Following the success of the previous studies, a 74- week clinical trial using a low-fat vegan diet was conducted (Barnard et al., 2009a). Participants were type 2 diabetics and they were randomly assigned a low-fat vegan diet or a diet following ADA guidelines. HbA1c changes from the beginning of the study to 74 weeks, or to the last available value before any medication adjustment, were -0.40 points for the vegan group and +0.01points for the conventional diet group. In patients whose medication did not need to be adjusted, HbA1c fell 1.23 points over the initial 22 weeks, compared to 0.38 points in the ADA group. Glycemic control, therefore, improved more in the vegan group.
The reduction in triglycerides (fats in blood) in the vegan group was also remarkable as was the decrease in cholesterol levels (-20.4mg/dl in contrast to just -6.8mg/dl in the conventional group). Both groups managed to lose weight but unlike the vegan participants, volunteers on conventional (ADA) diet had restricted calorie intake whilst the vegan group did not.
Parallel to these intervention studies, another research group focused on analyzing dietary patterns of 2,875 volunteers without diabetes and determined their risk of diabetes by repeated measurements of basic indicators – blood glucose, insulin concentrations, cholesterol levels, and waist circumference (Liu et al., 2009). Their findings were clear: consumption of a diet based mainly on plant foods protects against insulin resistance, while refined grains, high-fat dairy, sweet baked foods, sweets and sugary soft drinks promote insulin resistance.
A similar study from 2011 (Rizzo et al., 2011) focused on the risk or presence of metabolic syndrome (which often precedes diabetes) and dietary patterns of middle aged and elderly people. The study concluded that vegetarians had significantly lower values for all risk factors apart from one (HDL cholesterol – which can be explained by the participants’ consumption of
dairy and eggs) and much lower occurrence of the metabolic syndrome than semi-vegetarians (eating meat occasionally) and meat-eaters.

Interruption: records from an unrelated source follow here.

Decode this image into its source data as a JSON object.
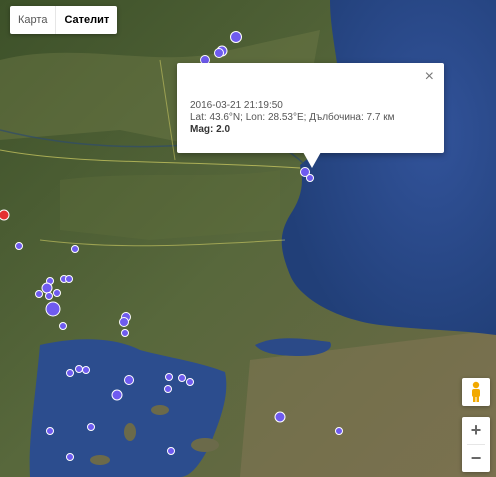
{
  "map": {
    "type_control": {
      "map_label": "Карта",
      "satellite_label": "Сателит",
      "active": "satellite"
    },
    "zoom_in_label": "+",
    "zoom_out_label": "−",
    "info_window": {
      "datetime": "2016-03-21 21:19:50",
      "location": "Lat: 43.6°N; Lon: 28.53°E; Дълбочина: 7.7 км",
      "magnitude": "Mag: 2.0",
      "close_label": "×"
    },
    "colors": {
      "quake": "#6f5bf0",
      "quake_highlight": "#e53030",
      "sea": "#2d4e8c",
      "land": "#4a5b33"
    }
  }
}
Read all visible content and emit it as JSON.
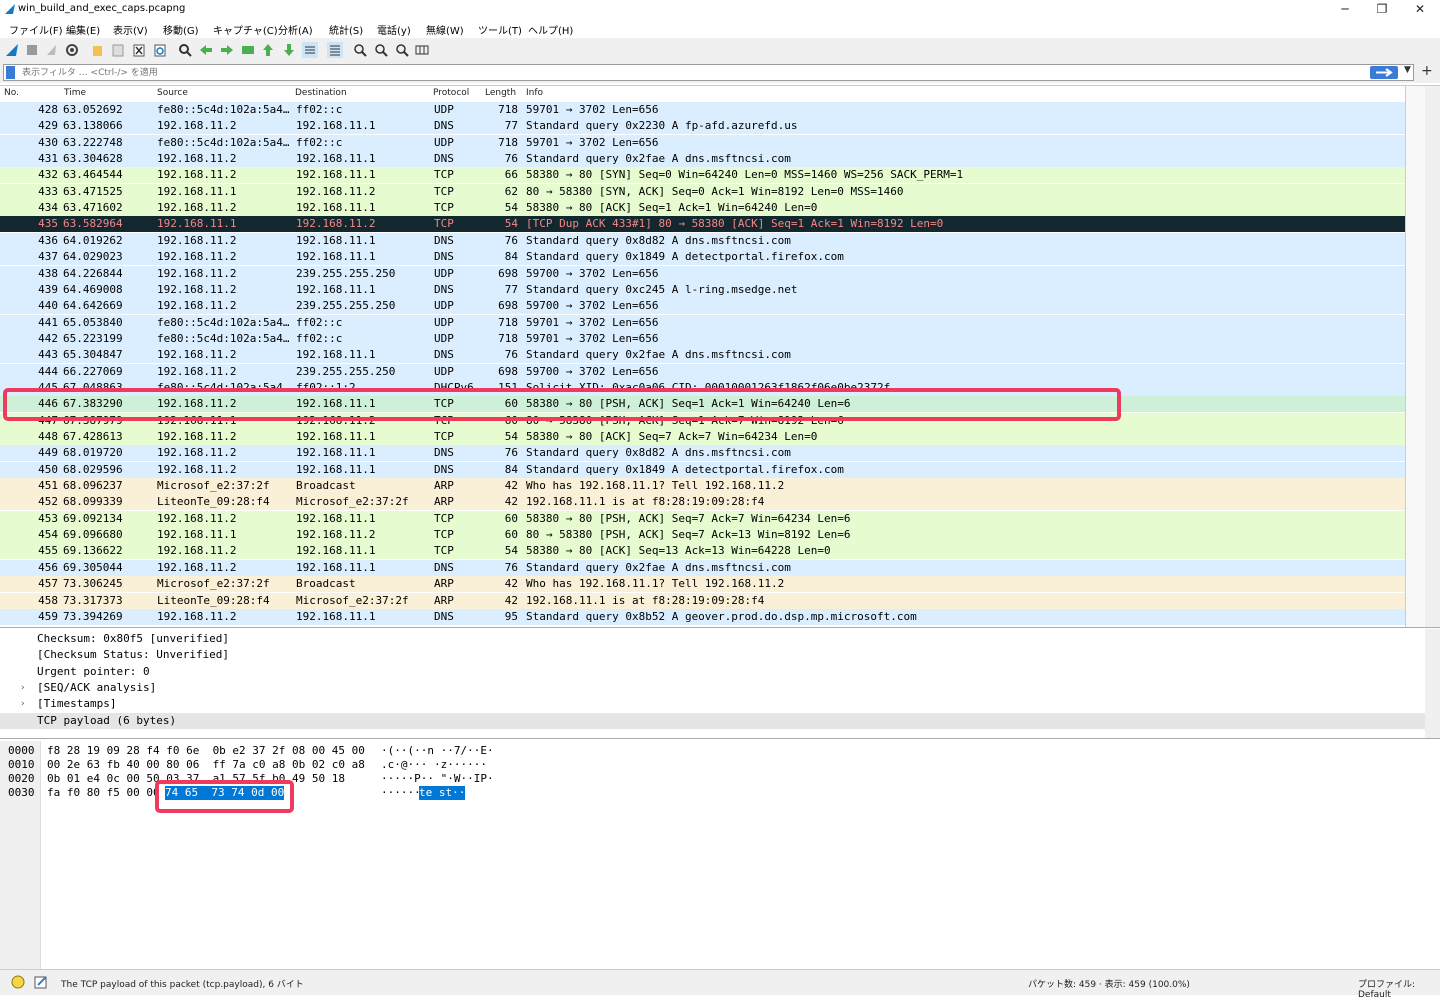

Volunteers participating in some of the above studies preferred the vegan diet (Barnard, 2007) not only because it was effective but also because they found it better than the diet previously recommended. Participants in the 74-week study were repeatedly asked to rate the acceptability of their diets (Barnard et al., 2009b) and the results showed that patients initially felt more restricted by the ADA diet and at the end of the study reported that the vegan diet was as acceptable as the conventional diet. These findings suggest that following a diet that reverses diabetes is no harder than following a conventionally recommended diet which produces only minor changes in metabolism.
The usefulness of vegan diets was eventually endorsed even by the American Diabetes Association when in 2010, their Clinical Practice Guidelines stated that plant-based diets had been shown to improve metabolic control in persons with diabetes (American Diabetes Association, 2010).